The U.S. does its best to strengthen its positions in the Baltic States. The U.S. hunts out excuses for being there, having no actual reason and legal grounds to deploy its military contingent in the region.

For instance, though its troops are not even a part of the NATO enhanced Forward Presence Battle group in Latvia, the U.S. troops and military equipment are permanently present in the country. The more so, the U.S. always finds a basis for its presence. Thus, it is eager to take part in military exercises, give money to build military infrastructure, participate in different joint military conferences, sell military equipment or just give advices.

For such purposes The U.S. initiated Operation Atlantic Resolve as a demonstration of U.S. commitment to collective security in the region.

As part of this operation thirteen UH-60 and HH-60 Black Hawk helicopters arrived in Latvia in February. Likewise, 150 soldiers from the 3rd battalion of the 1st Combat Aviation Brigade arrived and are stationed here on a rotational basis. The U.S. contingent is expected to stay in Latvia for nine months. It is said they fulfill operations in the National Armed Forces base in Lielvārde.

Another fact of the U.S. active involvement in domestic affairs is the so called advisory assistance which has turned into a guide to action, supported by the U.S. financial help.

U.S. defense think-tank the Rand Corporation has produced in April a new report titled Deterring Russian Aggression in the Baltic States.

According to the report, “a robust technology initiative to enhance military capabilities for all three states would cost about $125 million, could be implemented over several years, and is scalable. The authors discuss the benefits and risks of expanding unconventional and total defense efforts and potential Russian responses and countermeasures.

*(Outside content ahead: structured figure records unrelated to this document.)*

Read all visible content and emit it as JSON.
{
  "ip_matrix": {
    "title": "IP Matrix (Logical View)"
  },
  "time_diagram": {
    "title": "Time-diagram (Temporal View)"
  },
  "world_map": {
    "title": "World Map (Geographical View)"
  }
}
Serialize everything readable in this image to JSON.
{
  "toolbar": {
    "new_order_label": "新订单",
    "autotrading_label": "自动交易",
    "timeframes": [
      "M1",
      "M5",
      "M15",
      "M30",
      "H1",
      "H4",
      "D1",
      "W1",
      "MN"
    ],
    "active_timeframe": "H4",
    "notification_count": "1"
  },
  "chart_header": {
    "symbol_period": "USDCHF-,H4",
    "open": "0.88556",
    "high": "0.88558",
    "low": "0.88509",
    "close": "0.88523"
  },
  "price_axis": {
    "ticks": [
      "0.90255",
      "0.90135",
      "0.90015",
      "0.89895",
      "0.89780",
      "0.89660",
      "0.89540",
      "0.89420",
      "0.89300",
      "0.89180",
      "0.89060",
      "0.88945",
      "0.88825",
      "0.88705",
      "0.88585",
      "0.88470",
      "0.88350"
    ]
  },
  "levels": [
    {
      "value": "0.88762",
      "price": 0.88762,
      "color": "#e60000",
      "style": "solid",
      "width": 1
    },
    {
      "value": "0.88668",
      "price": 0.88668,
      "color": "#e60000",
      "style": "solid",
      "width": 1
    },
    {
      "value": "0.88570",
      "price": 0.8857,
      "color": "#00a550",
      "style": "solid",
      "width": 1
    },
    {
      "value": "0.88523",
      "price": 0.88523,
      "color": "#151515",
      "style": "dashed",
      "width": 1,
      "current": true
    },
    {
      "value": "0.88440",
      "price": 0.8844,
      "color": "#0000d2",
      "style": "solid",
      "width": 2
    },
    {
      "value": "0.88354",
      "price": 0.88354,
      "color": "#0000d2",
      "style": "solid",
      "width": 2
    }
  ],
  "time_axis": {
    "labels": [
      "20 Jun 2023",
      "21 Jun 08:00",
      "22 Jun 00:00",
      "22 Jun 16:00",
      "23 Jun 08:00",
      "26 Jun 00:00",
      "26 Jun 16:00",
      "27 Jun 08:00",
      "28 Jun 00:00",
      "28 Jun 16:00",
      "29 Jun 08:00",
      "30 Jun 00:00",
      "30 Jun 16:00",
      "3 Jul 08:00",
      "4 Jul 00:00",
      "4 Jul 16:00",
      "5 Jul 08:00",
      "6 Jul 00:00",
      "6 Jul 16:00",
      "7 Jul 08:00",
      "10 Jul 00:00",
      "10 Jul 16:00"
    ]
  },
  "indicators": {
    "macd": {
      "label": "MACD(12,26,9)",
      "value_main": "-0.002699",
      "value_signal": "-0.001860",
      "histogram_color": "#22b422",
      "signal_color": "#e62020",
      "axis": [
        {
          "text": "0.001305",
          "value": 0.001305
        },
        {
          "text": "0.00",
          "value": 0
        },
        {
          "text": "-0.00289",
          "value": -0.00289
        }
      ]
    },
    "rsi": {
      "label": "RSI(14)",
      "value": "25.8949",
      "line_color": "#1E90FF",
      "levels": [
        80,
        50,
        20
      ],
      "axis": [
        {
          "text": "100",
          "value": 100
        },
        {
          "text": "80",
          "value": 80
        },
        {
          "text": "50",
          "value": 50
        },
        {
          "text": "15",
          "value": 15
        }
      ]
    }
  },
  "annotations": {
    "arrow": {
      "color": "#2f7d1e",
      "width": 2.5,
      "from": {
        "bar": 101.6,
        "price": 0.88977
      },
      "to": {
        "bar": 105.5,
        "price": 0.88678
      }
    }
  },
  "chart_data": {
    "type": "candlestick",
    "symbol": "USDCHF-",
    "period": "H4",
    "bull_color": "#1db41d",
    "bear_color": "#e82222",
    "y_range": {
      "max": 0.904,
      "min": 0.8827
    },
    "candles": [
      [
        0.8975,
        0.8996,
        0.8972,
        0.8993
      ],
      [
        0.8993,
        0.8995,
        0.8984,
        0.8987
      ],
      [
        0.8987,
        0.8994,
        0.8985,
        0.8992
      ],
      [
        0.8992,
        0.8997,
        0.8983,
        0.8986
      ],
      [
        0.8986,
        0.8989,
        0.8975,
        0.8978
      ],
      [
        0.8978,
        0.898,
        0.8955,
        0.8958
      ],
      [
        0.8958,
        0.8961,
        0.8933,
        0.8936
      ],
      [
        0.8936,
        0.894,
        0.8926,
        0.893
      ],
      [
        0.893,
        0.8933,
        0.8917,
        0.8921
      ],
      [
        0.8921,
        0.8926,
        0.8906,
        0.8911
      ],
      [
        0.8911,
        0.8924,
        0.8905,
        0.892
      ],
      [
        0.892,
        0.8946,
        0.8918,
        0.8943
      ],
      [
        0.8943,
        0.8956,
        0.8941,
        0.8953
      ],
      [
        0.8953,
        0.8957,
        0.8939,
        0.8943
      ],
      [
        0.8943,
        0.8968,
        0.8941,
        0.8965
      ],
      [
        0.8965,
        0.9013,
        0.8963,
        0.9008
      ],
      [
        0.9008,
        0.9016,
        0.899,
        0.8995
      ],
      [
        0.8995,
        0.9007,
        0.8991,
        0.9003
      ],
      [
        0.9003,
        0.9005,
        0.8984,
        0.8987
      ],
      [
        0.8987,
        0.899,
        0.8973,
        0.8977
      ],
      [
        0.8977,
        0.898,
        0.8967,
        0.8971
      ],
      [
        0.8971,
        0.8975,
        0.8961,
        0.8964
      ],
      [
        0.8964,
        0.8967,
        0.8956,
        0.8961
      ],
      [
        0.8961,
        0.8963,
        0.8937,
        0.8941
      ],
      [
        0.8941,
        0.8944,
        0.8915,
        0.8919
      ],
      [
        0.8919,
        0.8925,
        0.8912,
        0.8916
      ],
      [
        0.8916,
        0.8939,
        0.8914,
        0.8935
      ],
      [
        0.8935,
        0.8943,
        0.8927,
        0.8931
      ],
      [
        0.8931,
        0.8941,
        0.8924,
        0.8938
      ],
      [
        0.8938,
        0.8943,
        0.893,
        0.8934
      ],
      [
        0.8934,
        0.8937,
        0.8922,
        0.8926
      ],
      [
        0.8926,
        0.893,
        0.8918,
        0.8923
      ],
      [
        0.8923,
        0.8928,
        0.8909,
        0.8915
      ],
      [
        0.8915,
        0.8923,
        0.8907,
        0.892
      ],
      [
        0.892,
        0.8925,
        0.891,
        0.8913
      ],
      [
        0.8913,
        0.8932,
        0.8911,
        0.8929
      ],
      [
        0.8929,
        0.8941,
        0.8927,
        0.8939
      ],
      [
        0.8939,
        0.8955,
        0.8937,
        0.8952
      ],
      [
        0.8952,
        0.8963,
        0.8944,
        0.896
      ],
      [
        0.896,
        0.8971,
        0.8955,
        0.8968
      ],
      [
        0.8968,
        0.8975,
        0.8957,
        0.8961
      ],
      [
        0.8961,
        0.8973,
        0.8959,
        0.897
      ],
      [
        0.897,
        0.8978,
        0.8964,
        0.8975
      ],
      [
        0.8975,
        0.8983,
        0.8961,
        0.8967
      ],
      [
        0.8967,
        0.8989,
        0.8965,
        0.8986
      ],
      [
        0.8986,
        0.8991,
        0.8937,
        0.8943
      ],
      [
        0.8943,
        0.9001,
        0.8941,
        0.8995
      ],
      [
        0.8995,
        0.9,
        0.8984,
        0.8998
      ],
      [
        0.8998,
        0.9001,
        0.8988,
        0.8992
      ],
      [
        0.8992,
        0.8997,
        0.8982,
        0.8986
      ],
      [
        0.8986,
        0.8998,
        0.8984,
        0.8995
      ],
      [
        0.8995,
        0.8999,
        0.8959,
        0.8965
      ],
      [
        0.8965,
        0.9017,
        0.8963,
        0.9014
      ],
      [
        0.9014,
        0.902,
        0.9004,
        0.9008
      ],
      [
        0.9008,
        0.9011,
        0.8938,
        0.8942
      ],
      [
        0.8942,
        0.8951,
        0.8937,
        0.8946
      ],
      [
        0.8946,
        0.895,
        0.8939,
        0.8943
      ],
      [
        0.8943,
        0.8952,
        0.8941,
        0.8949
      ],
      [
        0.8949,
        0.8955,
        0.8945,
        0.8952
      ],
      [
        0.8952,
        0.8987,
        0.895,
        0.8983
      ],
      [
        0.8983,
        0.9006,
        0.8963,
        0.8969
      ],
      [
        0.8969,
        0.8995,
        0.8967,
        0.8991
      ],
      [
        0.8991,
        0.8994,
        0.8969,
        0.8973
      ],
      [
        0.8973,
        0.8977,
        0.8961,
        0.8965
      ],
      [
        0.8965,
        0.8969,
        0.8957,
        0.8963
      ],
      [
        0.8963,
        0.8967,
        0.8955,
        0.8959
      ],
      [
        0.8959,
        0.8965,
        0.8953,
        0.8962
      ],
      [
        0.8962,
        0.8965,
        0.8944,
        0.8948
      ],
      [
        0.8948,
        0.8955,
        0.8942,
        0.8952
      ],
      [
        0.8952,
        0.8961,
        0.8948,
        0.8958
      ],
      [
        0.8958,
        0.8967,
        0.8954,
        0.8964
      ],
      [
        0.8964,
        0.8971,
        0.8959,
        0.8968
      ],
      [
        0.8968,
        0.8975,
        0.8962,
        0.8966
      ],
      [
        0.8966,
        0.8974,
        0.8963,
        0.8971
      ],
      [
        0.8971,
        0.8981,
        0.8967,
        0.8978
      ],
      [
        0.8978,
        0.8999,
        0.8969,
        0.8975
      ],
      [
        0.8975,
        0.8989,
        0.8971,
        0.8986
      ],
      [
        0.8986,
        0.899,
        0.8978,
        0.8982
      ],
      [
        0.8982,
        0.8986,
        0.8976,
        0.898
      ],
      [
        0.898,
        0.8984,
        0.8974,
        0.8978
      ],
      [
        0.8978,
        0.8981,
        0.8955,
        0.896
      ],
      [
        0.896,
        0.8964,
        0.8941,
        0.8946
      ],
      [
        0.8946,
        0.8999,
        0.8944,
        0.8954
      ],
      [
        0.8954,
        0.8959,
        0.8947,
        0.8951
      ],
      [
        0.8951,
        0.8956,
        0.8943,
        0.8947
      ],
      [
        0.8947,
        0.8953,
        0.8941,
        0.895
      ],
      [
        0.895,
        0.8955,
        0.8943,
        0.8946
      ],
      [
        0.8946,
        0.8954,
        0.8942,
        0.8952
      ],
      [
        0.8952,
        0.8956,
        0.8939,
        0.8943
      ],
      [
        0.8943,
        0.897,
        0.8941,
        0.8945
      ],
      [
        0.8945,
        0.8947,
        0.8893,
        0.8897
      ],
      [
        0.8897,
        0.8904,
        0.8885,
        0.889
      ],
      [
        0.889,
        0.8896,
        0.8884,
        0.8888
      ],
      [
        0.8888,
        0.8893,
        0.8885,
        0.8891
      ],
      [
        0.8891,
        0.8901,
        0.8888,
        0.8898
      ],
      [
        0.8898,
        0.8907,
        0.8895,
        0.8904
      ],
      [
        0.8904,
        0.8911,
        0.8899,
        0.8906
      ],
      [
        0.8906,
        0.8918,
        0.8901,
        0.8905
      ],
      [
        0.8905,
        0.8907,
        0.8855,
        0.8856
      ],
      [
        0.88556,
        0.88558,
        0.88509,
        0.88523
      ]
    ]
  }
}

Finally, they outline steps that the Baltic governments, the United States, other NATO allies and partners, and the European Union could take to enhance these efforts.

The authors conclude that total defense and unconventional warfare capabilities can complement the existing conventional defense efforts of the Baltic states and NATO, improve warning of an attack, augment initial defenses, and buy time for (and provide support to) national and NATO conventional responses.”

For Latvia, in particular, the authors advice to enhance the size and capabilities of its national guard and reserve forces and improve whole-of society resilience efforts. Just after report’s release, Latvian Minister of Defence Pubriks announced the planned snap checks of combat readiness. The Defence Ministry also wants to prompt residents’ involvement in the comprehensive defense system, so they know what they must do in order to defend their country. A booklet with all the necessary information for residents will be released in the fall, the booklet will also be available online, added Pabriks.

These all steps should be considered as the attempts to influence Latvian authorities and population and to force them to grand the U.S. the possibility to do what it thinks is better for Latvia. The U.S. wants to create a condition under which the small Baltic States cannot exist or behave by themselves.

The key recommendation given by the authors of the report is “the United States, other NATO allies and partners, and the European Union could take further concrete steps to support the Baltic countries in developing their total defense and unconventional warfare capabilities.” And they will take these steps even if Latvia is not ready to accept their help.